— Como assim não vais ao aniversário da minha mãe? Quem vai cozinhar e servir os convidados? — indignou-se o marido

— Como assim não vais ao aniversário da minha mãe? Quem vai cozinhar e servir os convidados? — indignou-se o marido

Carla pousou o garfo.

— Servir?

Paulo cruzou os braços.

— Não compliques. A mãe faz sessenta anos. Vêm quase trinta pessoas. Tu sempre organizaste tudo.

Carla sabia exatamente o que „tudo“ significava.

Há quinze anos preparava cada festa da família do marido. A sogra, Adelaide, escolhia o menu. Paulo prometia que Carla trataria do resto.

Ela chegava antes de todos e saía depois de todos.

Na última festa passara dez horas de pé. Quando tentou sentar-se, Adelaide chamou-a para preparar café.

— No sábado vou ao teatro com a Rosa, — disse Carla. — Temos bilhetes há dois meses.

— Cancela.

— Não.

Paulo olhou-a com surpresa.

— A mãe está a contar contigo.

— Sem me perguntar.

— Ela gosta de ti.

— Gosta de ter alguém que faça o trabalho.

— Estás a ser injusta.

— Injusto é chamar-me família enquanto todos comem e eu lavo pratos.

Paulo começou a falar de obrigação e respeito.

— O que vais fazer na festa? — perguntou Carla.

— Receber os convidados.

— Exatamente. Tu vais celebrar. Eu iria trabalhar.

No dia seguinte, Adelaide telefonou.

— O Paulo disse que não vens.

— Tenho outros planos.

— Já comprei os ingredientes para os teus pratos.

— Devia ter perguntado primeiro.

— Numa família ninguém precisa pedir autorização para tudo.

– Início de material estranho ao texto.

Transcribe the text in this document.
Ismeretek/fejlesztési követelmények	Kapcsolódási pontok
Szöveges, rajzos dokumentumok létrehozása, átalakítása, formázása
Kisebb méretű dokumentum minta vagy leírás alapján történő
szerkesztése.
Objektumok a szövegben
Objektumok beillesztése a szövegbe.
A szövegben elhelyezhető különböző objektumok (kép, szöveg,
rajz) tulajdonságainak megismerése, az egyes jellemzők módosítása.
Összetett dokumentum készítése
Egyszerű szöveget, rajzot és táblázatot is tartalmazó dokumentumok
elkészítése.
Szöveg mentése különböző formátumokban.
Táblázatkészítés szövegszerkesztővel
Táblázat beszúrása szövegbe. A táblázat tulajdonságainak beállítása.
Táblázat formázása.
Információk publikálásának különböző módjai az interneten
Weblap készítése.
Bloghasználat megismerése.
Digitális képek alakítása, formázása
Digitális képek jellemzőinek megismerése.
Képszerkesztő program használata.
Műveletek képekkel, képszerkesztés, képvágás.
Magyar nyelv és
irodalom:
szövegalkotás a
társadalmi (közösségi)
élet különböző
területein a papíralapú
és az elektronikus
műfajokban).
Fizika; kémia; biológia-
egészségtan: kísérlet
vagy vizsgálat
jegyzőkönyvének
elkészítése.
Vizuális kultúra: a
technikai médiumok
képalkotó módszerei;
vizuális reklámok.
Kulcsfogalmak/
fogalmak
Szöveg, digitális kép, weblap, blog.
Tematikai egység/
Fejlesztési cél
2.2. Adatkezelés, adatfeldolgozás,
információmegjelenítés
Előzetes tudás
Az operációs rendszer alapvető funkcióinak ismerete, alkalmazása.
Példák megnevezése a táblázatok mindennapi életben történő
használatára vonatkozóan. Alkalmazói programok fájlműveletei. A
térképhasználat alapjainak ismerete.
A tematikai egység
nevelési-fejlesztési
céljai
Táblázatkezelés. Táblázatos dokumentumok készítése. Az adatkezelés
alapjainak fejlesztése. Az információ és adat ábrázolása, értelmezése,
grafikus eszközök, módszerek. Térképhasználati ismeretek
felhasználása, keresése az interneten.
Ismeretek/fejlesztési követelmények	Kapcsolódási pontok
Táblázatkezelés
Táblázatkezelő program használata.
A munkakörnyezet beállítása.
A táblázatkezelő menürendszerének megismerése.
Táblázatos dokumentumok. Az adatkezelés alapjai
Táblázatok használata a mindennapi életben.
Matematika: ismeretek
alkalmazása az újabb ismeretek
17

— Cozinhar para trinta pessoas não é „tudo“. É trabalho.

Adelaide ficou ofendida.

— Sempre te tratei como filha.

— A sua filha fica sentada à mesa enquanto eu sirvo.

A sogra desligou.

Até sábado Paulo tentou convencê-la. Primeiro pediu, depois fez-se de vítima e, por fim, disse:

— Se a festa correr mal, a culpa será tua.

Carla foi ao teatro.

Durante o espetáculo recebeu várias mensagens.

„Onde estão as travessas?“

„Quanto tempo fica o assado no forno?“

„A mãe está nervosa.“

„Ninguém quer ajudar.“

Carla desligou o telemóvel.

Quando voltou, Paulo estava na cozinha. Tinha a camisa manchada e os olhos cansados.

— Como correu?

— Muito mal.

Os convidados chegaram cedo. O assado ficou cru no centro. Faltaram pratos e ninguém queria lavar copos.

Adelaide passou a tarde a dizer que Carla a tinha abandonado.

— A mãe está furiosa.

— E tu?

— Podias ter preparado alguma coisa antes.

Carla ficou em silêncio por alguns segundos.

— Trabalhaste um dia e estás exausto. Eu faço isto há quinze anos. Mesmo assim, ainda procuras uma forma de me obrigar a fazê-lo novamente.

Paulo desviou o olhar.

— Sentaste-te alguma vez?

— Quase não.

— Comeste descansado?

— Não.

— Alguém agradeceu?

Ele não respondeu.

— Bem-vindo às minhas festas de família.

Uma semana depois, Adelaide quis repetir o almoço apenas com os parentes mais próximos.

Paulo afirmou que comprariam comida pronta e dividiriam as tarefas.

— A Carla cozinha melhor, — protestou a mãe.

— A Carla é convidada.

Dessa vez ele disse-o sem que a esposa precisasse estar presente.

Carla levou uma sobremesa comprada.

Adelaide olhou para a caixa.

— A tua é melhor.

— Talvez. Mas hoje não quis fazer.

Durante o almoço ninguém a chamou à cozinha. Paulo e o irmão levantaram os pratos. As cunhadas lavaram os copos. Tudo ficou limpo rapidamente.

Em casa, Paulo pediu desculpa.

— Pensava que gostavas de preparar as festas.

— Gosto de cozinhar quando escolho. Não gosto que ofereçam o meu tempo aos outros.

Nos meses seguintes, ele deixou de responder por ela.

Antes do Natal, Adelaide telefonou diretamente.

— Podes preparar apenas aquela salada? Se tiveres tempo. O resto será encomendado.

Carla percebeu o esforço existente naquela frase.

— Posso.

— E depois sentas-te connosco.

Carla sorriu.

Ela nunca quis deixar de ajudar.

Queria apenas que a ajuda fosse um gesto, não uma obrigação escondida atrás da palavra „família“.